Healthy brain temperature varies by time of day. (A) Snapshot 3D maps of TBr at each data collection point. Inferno colour scale is used to assign a temperature to each tissue voxel, to 0.1°C resolution. Aggregate temperatures are displayed in each voxel for luteal females (n = 14) and males (n = 20) separately. (B) Linear mixed modelling results for TBr by time of day; results for global TBr (left) and deep brain TBr (thalamus and hypothalamus, right) are shown. Solid red lines represent model fits, shaded areas represent 95% CIs, dark grey circles display residuals (single temperature data-points) and smoothed dashed yellow lines represent partial residuals. The x-axis for time summarizes the continuous variable of time distance since the participant’s MSFsc (proportion of a linearized unit circle, where 0 = MSFsc and 1 = 24 h). (C) Temperature range (maximum versus minimum across three tested time points) for oral and hypothalamic sites for each healthy participant (n = 39). Temperature varied more by time of day in the hypothalamus than orally (repeated measures one-way ANOVA with Sidak’s multiple comparisons test ****P < 0.0001; see Supplementary Fig. 10B for other brain regions). (D) Schematic to model 24-h temperature rhythms of the healthy human brain. Extrapolated TBr rhythms in healthy luteal females (n = 14) and males (n = 20), without controlling for age, BMI, or chronotype. Extrapolated temperature rhythms were created by duplicating the average temperatures measured at three time points and applying a 24 h sinusoidal fit to these six points. Note higher temperatures in all regions in luteal females relative to males and marked variation in deep brain temperatures in males. Arrows point to predicted TBrminima around 2–3 am (approaching MSFsc). Sup1–4 = superficial brain regions 1–4 from medial to lateral; Hypo = hypothalamus; Thal = thalamus.

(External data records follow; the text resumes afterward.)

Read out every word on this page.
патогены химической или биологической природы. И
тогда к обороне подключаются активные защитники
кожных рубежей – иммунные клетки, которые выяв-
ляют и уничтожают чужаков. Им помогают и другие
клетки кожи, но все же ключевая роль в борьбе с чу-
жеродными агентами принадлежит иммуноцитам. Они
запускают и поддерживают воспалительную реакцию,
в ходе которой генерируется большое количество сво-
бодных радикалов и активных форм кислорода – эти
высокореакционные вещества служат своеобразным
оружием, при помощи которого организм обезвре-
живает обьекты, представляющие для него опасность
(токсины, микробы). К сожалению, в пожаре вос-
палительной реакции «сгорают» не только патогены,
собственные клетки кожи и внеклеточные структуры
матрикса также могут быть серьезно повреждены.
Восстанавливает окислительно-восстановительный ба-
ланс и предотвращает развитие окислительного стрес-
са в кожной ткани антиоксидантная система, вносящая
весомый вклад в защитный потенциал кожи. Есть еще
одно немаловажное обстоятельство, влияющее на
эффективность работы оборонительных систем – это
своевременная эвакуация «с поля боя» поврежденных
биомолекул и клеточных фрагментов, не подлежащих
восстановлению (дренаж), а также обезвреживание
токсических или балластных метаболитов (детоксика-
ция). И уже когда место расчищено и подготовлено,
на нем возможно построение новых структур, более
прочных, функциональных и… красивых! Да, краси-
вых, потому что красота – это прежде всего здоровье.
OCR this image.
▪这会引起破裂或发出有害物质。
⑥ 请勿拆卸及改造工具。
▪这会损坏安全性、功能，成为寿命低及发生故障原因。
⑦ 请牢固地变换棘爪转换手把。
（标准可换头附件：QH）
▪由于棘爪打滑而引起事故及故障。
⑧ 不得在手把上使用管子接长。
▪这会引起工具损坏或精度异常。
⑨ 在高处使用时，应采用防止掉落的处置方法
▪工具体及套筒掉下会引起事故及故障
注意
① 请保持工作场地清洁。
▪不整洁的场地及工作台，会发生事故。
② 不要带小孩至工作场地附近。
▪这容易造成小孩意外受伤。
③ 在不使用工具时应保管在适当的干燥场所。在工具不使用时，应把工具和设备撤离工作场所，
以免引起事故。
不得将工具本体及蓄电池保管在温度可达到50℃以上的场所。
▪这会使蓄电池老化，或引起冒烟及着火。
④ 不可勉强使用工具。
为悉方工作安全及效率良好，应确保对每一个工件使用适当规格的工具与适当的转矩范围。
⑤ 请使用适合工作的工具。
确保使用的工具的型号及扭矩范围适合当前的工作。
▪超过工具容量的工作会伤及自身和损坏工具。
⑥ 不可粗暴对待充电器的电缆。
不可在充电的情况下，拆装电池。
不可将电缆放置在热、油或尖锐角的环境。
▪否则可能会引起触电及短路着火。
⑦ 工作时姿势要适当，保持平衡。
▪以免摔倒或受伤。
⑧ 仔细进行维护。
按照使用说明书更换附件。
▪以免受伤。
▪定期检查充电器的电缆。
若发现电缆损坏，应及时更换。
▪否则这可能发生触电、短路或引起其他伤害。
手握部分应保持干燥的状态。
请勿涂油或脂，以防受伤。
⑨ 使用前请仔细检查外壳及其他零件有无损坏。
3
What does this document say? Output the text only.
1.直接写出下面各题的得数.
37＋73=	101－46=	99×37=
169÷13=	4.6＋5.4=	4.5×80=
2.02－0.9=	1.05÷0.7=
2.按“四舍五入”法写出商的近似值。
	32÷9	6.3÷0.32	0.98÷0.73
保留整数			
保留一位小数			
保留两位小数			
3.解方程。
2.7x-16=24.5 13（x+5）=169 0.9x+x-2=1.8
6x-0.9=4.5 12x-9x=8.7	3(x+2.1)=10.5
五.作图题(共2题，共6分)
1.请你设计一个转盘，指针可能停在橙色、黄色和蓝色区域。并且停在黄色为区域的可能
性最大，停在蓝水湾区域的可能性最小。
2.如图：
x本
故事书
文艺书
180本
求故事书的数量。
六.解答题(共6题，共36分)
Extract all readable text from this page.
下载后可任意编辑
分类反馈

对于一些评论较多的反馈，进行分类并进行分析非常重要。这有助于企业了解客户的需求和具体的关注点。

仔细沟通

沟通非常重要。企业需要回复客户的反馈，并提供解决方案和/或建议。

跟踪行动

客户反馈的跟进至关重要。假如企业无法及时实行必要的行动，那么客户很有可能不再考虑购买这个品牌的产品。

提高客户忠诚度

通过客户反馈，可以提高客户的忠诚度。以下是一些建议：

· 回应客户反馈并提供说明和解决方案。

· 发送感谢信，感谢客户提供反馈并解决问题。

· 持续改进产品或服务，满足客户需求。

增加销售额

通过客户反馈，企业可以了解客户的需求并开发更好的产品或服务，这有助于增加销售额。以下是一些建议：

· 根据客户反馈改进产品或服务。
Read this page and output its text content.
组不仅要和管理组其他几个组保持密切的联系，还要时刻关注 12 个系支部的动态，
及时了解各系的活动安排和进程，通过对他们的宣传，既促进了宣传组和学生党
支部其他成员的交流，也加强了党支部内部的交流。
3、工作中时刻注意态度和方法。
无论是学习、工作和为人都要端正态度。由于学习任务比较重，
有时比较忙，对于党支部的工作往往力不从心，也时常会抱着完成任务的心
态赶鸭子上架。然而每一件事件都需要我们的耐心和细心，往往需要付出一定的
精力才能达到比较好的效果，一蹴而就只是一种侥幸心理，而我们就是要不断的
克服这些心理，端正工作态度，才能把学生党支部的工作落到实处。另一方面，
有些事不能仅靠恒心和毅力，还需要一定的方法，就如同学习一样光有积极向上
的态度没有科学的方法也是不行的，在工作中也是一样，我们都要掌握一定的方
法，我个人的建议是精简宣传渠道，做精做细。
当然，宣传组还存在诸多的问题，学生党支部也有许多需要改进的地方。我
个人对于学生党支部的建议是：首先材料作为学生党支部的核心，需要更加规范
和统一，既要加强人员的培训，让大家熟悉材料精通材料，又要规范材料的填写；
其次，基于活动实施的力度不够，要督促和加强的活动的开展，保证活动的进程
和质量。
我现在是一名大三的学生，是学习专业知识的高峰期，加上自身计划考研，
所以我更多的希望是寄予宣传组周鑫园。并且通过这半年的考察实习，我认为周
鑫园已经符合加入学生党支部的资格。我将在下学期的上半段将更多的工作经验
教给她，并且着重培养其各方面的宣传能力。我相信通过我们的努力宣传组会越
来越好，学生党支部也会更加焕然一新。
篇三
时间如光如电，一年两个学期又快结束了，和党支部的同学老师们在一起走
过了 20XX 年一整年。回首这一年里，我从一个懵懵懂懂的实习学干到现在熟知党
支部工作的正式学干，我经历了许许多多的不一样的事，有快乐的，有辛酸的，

Robust, approximately sinusoidal, daily TBo rhythms are a very well-characterized aspect of human physiology and similar temperature rhythms have been extensively documented in other diurnal mammals in the brain and body.53,54 Since TBr is expected to depend (at least in part) on TBo, we used the simplest and most appropriate mathematical model (24 h cosinor fit) to predict diurnal human TBr in a continuous fashion. We extrapolated a sinusoidal time series for TBr in six brain regions of interest (Fig. 4D). The predicted average minimum (anticipated around MSFsc, ∼3 am) was 38.4°C in luteal females and 38.0°C in males. Importantly, the diurnal range of measured TBr across individuals in healthy cortical white matter—the location measured in patients with moderate-to-severe brain injury—was ∼37.0–40.3°C. In summary, these data reveal a remarkable sex- and brain region-dependent diurnal variation in normal human TBr.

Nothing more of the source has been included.